Episode 40 Blog/ Let Go. Really, Why?

Probably the hardest challenge for any of us is embracing any perceived pain as useful.  We tend to hold on to things and feelings and if it doesn’t feel good, we don’t want to feel it. So, we decide to never feel that way again and then we create often elaborate patterns of avoidance and rules. We build huge powerful rule sets that we think will protect us from the hurt again when in reality, the rules trap the energy dynamics into place and keep us chasing our tails. We never are dealing with our part of our own set up, our joint creation in honest ways and there is a failure to appreciate what our lives are about.

 We miss valuing our lessons about relating to our Selves and others and our own creations. 

 We get stuck in continuous looping holding patterns of pain. It can be challenging to be grateful for one’s pain. John J. Murphy my guest this week mentions that Egos don’t understand appreciation. We are in our wounds and can stay there. Unless something happens to bring awareness. It takes honesty and intention to look at what we are creating and making our reality. It takes us getting out of our blindness in perspective and role playing. This is an act of love towards Self. To look. 

Stuff happens in our lives, all the times. Acceptance is useful here. It will bring us face to face with what we value about life, as contrast, in gentle or most often, traumatic ways.

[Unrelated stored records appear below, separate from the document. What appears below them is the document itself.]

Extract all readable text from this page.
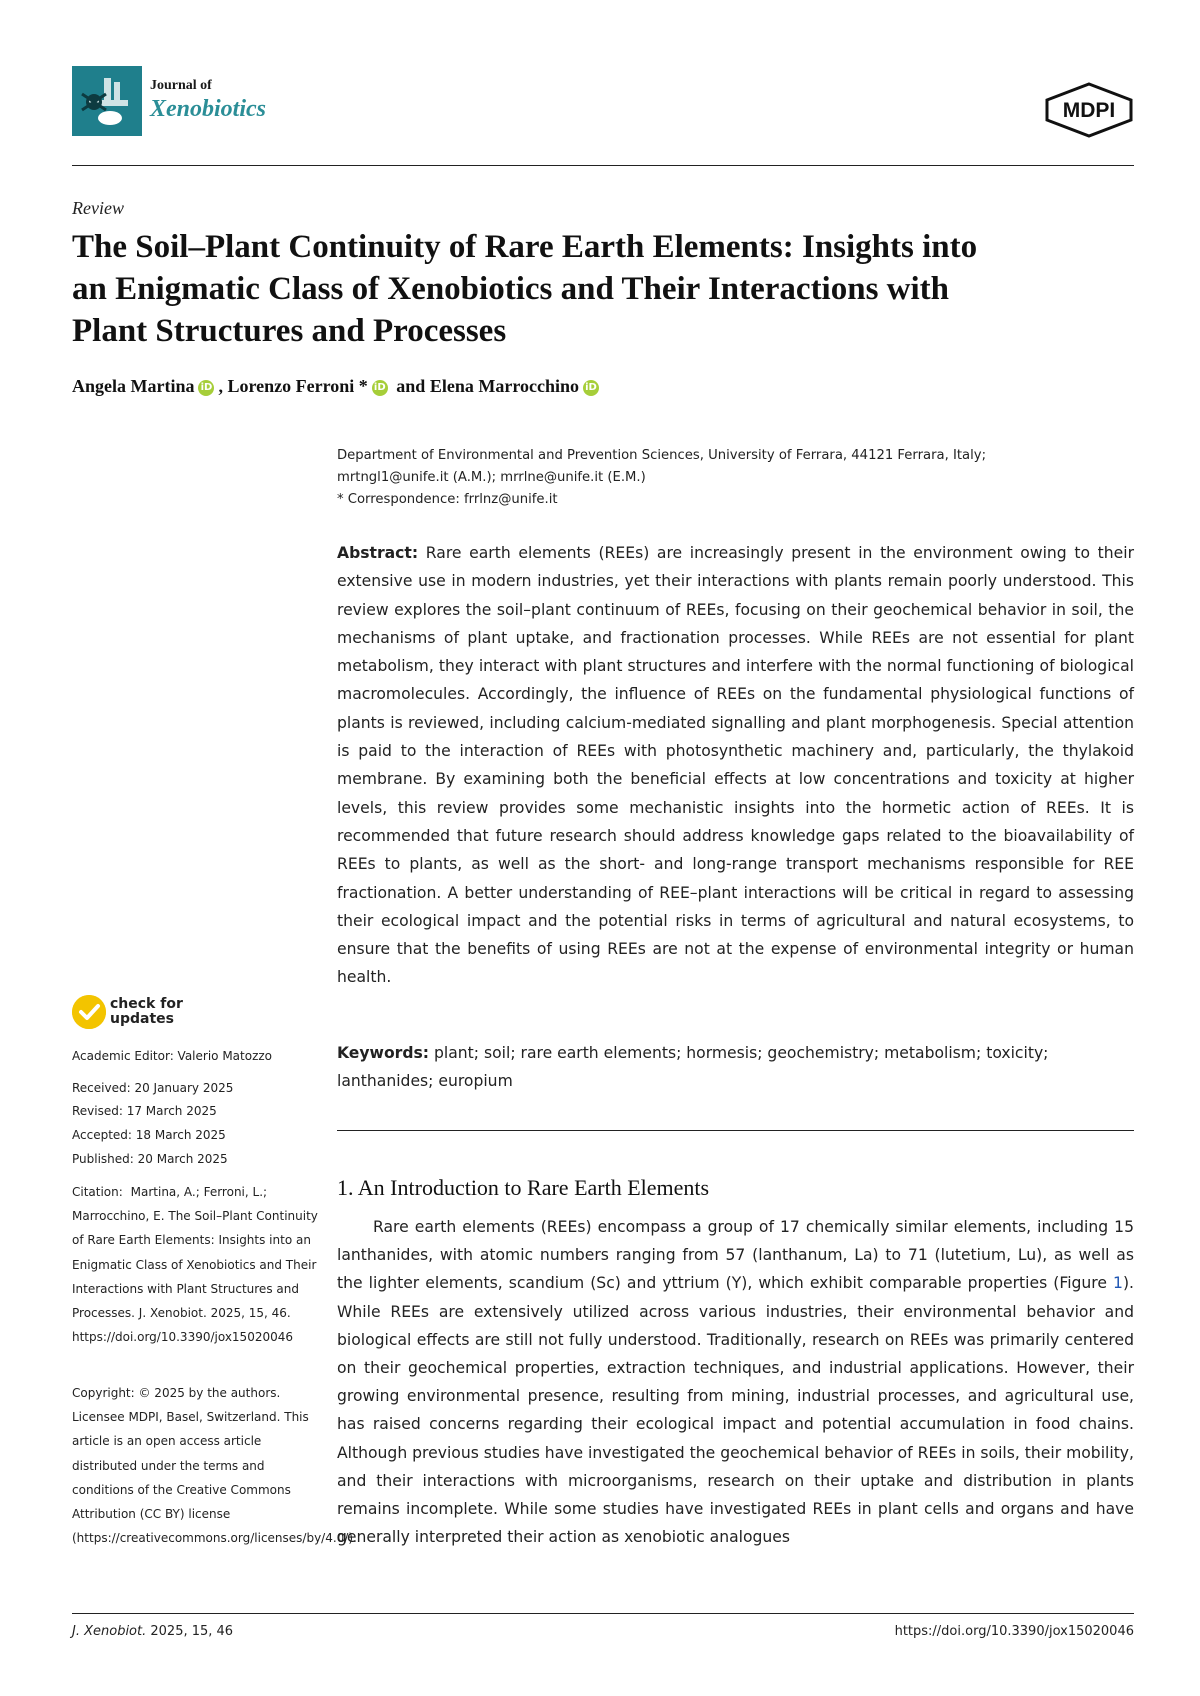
Journal of
Xenobiotics	MDPI
Review
The Soil–Plant Continuity of Rare Earth Elements: Insights into
an Enigmatic Class of Xenobiotics and Their Interactions with
Plant Structures and Processes
Angela Martina iD , Lorenzo Ferroni * iD and Elena Marrocchino iD
Department of Environmental and Prevention Sciences, University of Ferrara, 44121 Ferrara, Italy;
mrtngl1@unife.it (A.M.); mrrlne@unife.it (E.M.)
* Correspondence: frrlnz@unife.it
Abstract: Rare earth elements (REEs) are increasingly present in the environment owing to their extensive use in modern industries, yet their interactions with plants remain poorly understood. This review explores the soil–plant continuum of REEs, focusing on their geochemical behavior in soil, the mechanisms of plant uptake, and fractionation processes. While REEs are not essential for plant metabolism, they interact with plant structures and interfere with the normal functioning of biological macromolecules. Accordingly, the influence of REEs on the fundamental physiological functions of plants is reviewed, including calcium-mediated signalling and plant morphogenesis. Special attention is paid to the interaction of REEs with photosynthetic machinery and, particularly, the thylakoid membrane. By examining both the beneficial effects at low concentrations and toxicity at higher levels, this review provides some mechanistic insights into the hormetic action of REEs. It is recommended that future research should address knowledge gaps related to the bioavailability of REEs to plants, as well as the short- and long-range transport mechanisms responsible for REE fractionation. A better understanding of REE–plant interactions will be critical in regard to assessing their ecological impact and the potential risks in terms of agricultural and natural ecosystems, to ensure that the benefits of using REEs are not at the expense of environmental integrity or human health.
Keywords: plant; soil; rare earth elements; hormesis; geochemistry; metabolism; toxicity; lanthanides; europium
1. An Introduction to Rare Earth Elements
Rare earth elements (REEs) encompass a group of 17 chemically similar elements, including 15 lanthanides, with atomic numbers ranging from 57 (lanthanum, La) to 71 (lutetium, Lu), as well as the lighter elements, scandium (Sc) and yttrium (Y), which exhibit comparable properties (Figure 1). While REEs are extensively utilized across various industries, their environmental behavior and biological effects are still not fully understood. Traditionally, research on REEs was primarily centered on their geochemical properties, extraction techniques, and industrial applications. However, their growing environmental presence, resulting from mining, industrial processes, and agricultural use, has raised concerns regarding their ecological impact and potential accumulation in food chains. Although previous studies have investigated the geochemical behavior of REEs in soils, their mobility, and their interactions with microorganisms, research on their uptake and distribution in plants remains incomplete. While some studies have investigated REEs in plant cells and organs and have generally interpreted their action as xenobiotic analogues
check for
updates
Academic Editor: Valerio Matozzo
Received: 20 January 2025
Revised: 17 March 2025
Accepted: 18 March 2025
Published: 20 March 2025
Citation: Martina, A.; Ferroni, L.; Marrocchino, E. The Soil–Plant Continuity of Rare Earth Elements: Insights into an Enigmatic Class of Xenobiotics and Their Interactions with Plant Structures and Processes. J. Xenobiot. 2025, 15, 46. https://doi.org/10.3390/jox15020046
Copyright: © 2025 by the authors. Licensee MDPI, Basel, Switzerland. This article is an open access article distributed under the terms and conditions of the Creative Commons Attribution (CC BY) license (https://creativecommons.org/licenses/by/4.0/).
J. Xenobiot. 2025, 15, 46	https://doi.org/10.3390/jox15020046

We might never have seen it coming but on reflection we can often see our setups. Those times and spaces where we weren’t paying attention, where we failed to stop and where we listened to what sounded convenient and took the easy way out. Which is different than appreciating one’s own flow.

Most of us are not in strong enough daily congruent states to build in a flood plane and then not be surprised when the rain comes and the house floods. We might wonder sometimes why a neighborhood can be decimated and one house is not. Perhaps there is something different about the energy of the owners that keeps them safe in a sense of higher ground. Why is it that some get a disease that can kill many and it just dissipates in another?

Only when we realize what our feelings are letting us explore, from within our non attached sense of Consciousness, can we own our feelings and then shift gears, intentionally if wanted. There is nothing wrong with being unhappy. It can be a useful state at times. But who wants to be unhappy for more than a moment?

There is nothing wrong with feeling like a warrior vanquishing the bullies and protecting the weak. And felt, with righteousness and belligerence can wear a soul down. When it is coming from within a rule set of victim/abuse/user etc. it may be a sense of power/loss of power that is active. And it keeps creating realities of happening again and again and the highs and lows of joy/misery.  The pattern is set in place and the people and circumstances may change over the years, but the same dynamic is playing out for the lifetime.

Employing our ability to manifest our love of Self and others takes maybe many different moments of wanting to and choosing to BE Love. Is it Love betrayed you are feeling or is it your ideas of what Love means to you, your illusions of what Love is, that you are in resistance with? How is your pain helpful in supporting your wounded beliefs of Love and what you think you deserve to experience? We can say we want Love but if is with attachment it is not Love, only our illusion of Love.

Letting go means one can experience something else without the poison of the past. It is how we transcend our wounds into the gifts that they are if we are willing to unwrap them.